Sometimes, my experiments don’t project enough, or fade too soon, or don’t have enough power. I get discouraged.
But my recent seminar with Mandy Aftel has given me pause. For her, the sensual interplay of complex natural ingredients is more important than the ability of a perfume to fill a room. Her scents are discrete and may need close inspection to reveal their secrets, but they are no less beautiful, no less effective.
There is a difference between “power” and “presence.” Mandy’s perfumes have psychological power. They have presence, nobility, and terroir.
The other night, I showed my young friend, Ricky, the latest iterations of Black Iris. I had deconstructed the perfume into three test tubes, containing the perfume’s top, middle, and base accords. When we got to the base-note complex, Ricky yelled, “This is it!” I smelled the accord again and more carefully. The complex is almost of violets, except with orris’s ineffable depth, of roots, fungus, and loam. The perfume is discrete. It doesn’t project very far. It doesn’t last for many hours. But it has beauty and it has presence.
It is the orris I’ve been looking for.
What do I do now? Dare I release a perfume, an expensive one at that, that doesn’t hit you like a dose of Poison? I must ask myself whom is the scent is for? A cluster at a cocktail party? A lover? One’s self?

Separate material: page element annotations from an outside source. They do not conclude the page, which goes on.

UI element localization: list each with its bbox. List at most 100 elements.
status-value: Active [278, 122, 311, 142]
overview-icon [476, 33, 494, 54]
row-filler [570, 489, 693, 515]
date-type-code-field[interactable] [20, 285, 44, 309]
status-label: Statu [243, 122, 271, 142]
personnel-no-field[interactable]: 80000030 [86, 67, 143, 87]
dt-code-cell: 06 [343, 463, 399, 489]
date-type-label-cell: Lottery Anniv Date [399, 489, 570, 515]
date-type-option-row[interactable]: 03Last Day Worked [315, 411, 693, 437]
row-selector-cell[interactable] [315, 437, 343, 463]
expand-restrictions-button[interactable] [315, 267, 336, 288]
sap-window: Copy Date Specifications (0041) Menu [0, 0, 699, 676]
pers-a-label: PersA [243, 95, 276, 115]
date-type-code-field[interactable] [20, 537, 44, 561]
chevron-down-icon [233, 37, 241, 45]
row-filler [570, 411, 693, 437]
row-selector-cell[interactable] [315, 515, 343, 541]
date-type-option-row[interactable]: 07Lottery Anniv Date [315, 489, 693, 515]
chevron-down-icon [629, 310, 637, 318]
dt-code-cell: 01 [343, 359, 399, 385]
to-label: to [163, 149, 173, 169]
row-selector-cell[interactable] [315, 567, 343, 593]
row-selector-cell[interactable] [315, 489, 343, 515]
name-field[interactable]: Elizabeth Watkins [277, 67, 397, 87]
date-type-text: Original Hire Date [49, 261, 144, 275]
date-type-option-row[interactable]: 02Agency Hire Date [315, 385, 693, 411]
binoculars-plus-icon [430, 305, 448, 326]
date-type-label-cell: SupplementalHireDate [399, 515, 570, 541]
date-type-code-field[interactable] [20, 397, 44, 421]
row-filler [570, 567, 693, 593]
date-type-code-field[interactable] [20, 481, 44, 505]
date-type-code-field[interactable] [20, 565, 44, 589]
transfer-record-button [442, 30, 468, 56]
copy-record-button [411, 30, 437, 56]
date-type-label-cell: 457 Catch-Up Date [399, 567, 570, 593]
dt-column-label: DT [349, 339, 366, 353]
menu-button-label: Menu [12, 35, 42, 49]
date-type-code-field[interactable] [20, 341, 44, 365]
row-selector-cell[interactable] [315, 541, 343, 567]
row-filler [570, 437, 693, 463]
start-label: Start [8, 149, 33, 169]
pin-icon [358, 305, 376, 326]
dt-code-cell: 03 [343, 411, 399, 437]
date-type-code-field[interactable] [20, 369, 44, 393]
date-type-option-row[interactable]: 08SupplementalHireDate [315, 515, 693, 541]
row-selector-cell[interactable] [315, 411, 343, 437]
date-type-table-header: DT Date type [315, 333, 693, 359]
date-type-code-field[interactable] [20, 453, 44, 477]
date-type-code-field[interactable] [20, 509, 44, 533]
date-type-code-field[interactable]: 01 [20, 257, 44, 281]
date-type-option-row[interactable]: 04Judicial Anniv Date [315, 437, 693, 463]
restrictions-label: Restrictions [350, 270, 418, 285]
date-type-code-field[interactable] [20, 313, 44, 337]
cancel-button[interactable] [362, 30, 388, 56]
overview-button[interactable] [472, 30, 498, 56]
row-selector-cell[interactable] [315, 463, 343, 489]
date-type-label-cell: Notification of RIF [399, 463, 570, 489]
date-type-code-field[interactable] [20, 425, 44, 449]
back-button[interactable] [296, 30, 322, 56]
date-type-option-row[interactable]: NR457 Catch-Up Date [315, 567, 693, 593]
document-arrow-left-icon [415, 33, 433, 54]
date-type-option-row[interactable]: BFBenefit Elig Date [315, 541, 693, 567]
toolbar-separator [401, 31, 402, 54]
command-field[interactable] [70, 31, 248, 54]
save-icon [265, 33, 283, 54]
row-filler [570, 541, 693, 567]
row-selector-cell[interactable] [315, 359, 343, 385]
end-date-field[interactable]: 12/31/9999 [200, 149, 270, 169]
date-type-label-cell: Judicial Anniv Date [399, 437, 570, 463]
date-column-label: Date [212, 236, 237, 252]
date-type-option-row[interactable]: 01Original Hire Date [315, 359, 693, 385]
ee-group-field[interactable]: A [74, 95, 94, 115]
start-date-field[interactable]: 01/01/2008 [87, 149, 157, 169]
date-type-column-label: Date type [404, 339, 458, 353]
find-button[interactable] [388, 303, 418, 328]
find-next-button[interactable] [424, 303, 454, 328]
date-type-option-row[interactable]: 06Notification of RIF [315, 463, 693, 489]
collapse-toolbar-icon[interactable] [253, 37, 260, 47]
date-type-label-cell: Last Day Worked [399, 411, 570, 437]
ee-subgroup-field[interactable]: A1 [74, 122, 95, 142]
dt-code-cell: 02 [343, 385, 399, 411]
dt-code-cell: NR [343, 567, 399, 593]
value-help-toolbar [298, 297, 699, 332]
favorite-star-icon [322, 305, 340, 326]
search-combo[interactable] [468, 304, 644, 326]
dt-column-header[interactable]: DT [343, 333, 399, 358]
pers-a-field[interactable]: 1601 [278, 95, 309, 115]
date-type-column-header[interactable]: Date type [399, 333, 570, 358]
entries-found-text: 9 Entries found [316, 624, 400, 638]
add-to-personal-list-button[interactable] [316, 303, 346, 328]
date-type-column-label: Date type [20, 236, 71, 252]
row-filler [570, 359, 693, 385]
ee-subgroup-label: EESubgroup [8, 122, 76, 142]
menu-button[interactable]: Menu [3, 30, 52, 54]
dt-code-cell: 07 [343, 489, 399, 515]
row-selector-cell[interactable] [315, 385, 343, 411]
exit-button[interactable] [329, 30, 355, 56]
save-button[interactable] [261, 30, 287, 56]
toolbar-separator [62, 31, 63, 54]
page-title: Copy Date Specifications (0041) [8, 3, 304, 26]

There is much left to be done. I must track the accord’s aroma during all phases of evaporation to be sure that at no point it smells weird or unpleasant. And, it must project and last at least somewhat.
Orris is a divine thing I have wanted to share with many people. Perhaps, though, this is not its nature. It may lie in a sphere of the ineffable, of the evanescent. After all, it is orris.